Following an early exit from the tournament, the 27-year-old American tennis star made an unexpected pivot to ESPN—and has been a smashing success.
When Coco Gauff first saw fellow American tennis star Chris Eubanks in a suit, glasses and pocket square behind the ESPN desk after her U.S. Open quarterfinal victory, she couldn’t hide her surprise. “What are you doing here?” the 19-year-old American phenom asked him as she climbed into the chair. The two could hardly contain their laughter on air, but Gauff proceeded to credit practice sessions with Eubanks for her ability to control the pace of hard-hitting opponent Jelena Ostapenko, leading to the kind of insightful conversation that is rare in a post-match interview.
The 27-year-old Eubanks is one of the breakout stars of the 2023 tennis season, catching ESPN’s attention not only with his surprise run to the Wimbledon quarterfinals in July but also his commentary on the Tennis Channel, where he has received unanimous praise. After a second round exit in the men’s singles draw—during which he made a hasty dash to the bathroom, mid-point—and a first round loss in doubles, where he teamed with fellow American Ben Shelton, the deal with ESPN came together quickly. The very next day, Eubanks was announcing men’s singles matches, and has since has participated in panels, interviews and post-match commentary.

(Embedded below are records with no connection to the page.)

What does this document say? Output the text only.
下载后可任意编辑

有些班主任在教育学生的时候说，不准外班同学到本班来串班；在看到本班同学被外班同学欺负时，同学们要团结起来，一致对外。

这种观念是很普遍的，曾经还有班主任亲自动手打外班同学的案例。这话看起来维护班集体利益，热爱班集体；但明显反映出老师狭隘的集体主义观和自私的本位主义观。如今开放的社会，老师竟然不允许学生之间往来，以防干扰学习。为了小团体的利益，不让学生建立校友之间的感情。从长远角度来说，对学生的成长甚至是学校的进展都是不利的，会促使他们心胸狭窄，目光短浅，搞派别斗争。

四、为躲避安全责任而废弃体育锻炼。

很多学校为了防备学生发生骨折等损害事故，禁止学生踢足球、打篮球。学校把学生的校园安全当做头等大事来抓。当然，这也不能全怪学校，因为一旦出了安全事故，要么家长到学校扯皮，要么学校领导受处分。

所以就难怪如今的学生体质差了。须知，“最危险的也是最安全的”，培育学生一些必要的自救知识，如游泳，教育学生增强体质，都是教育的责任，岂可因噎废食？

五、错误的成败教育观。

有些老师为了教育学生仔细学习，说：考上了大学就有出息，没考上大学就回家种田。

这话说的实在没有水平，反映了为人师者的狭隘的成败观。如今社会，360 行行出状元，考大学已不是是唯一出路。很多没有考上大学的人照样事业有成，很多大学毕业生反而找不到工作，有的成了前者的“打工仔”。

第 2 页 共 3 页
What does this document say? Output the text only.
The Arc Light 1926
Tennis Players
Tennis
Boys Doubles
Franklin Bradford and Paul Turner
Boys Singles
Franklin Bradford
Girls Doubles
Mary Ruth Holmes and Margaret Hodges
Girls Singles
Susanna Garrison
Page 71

“We didn’t even really discuss what the pay would be in the beginning, it was just the fact that ESPN was going to give me the opportunity to be on their platform. And I was just, like, whatever it is I’ll take it,” Eubanks tells Forbes. “The responses have been more than I could have even imagined, so many people have reached out and said they enjoy hearing my commentary, that they liked seeing me on TV.”
This is not a future Eubanks could have predicted for himself in late 2021, when his rank hovered just under 200 in the world and he reached out to his agent about potential alternate career paths if he couldn’t improve his ranking over the next year. “Media didn’t even cross my mind,” he says. Eubanks changed his opinion after a week-long stint on the Tennis Channel the following spring, enjoying it so much he did another stretch in late 2022—right around the time he started playing the best tennis of his life.
Eubanks says his work as a TV analyst has helped his play tremendously. Whereas he might typically watch tennis via extended highlights on YouTube, his new role on ESPN has forced him to watch two or three full matches per day, analyzing the strategies and patterns of the world’s best players and crystallizing them in his mind as he explained them to audiences.
It’s hard to argue with the results. The 6’7” Eubanks, who played for Georgia Tech in college, began 2023 ranked No. 123 in the world, and has since risen to No. 30 while logging his first career ATP title and a quarterfinal appearance in a Grand Slam. He has also doubled his career tournament winnings in 2023, earning just over $1.2 million on the court, removing the strain he once felt when every match carried the pressure of financial stability. “I played my best tennis in these last three, four months because I just felt like I was playing free,” he says.
As the 2023 U.S Open draws to a close this weekend, Eubanks has no contract in place with ESPN or any other outlets, and hasn’t made any commitments to appear on TV at future tournaments as he continues to focus on his playing career. But this serendipitous week in Flushing Meadows has proven that Eubanks can and will be a part of tennis broadcasts as soon as his playing days end.
“It’s pretty much a shoo-in,” he says, “as long as the networks will still have me.”
In the meantime, his assignment at the Open will be discussing the semifinal match between Novak Djokovic and Shelton, who he can relate to both as doubles partner and as the last American to make a deep run at a Grand Slam. During Wimbledon this summer, Eubanks says it was helpful for him to put his phone on Do Not Disturb to guard against the onslaught of potentially distracting text messages. And when he tried to congratulate Shelton for his quarterfinal win over 25-year-old American Frances Tiafoe, Eubanks saw in the text thread that notifications had similarly been silenced.
“When I saw that, I was, like, that’s perfect, that’s great, [Ben Shelton’s] going to be alright,” Eubanks says. “After you win a couple matches it’s weird, but you look at it as, on to the next one, on to the next one. Rest assured he’s going to go out there and he’s going to have fun.”
It’s a strategy that Chris Eubanks knows is a winner.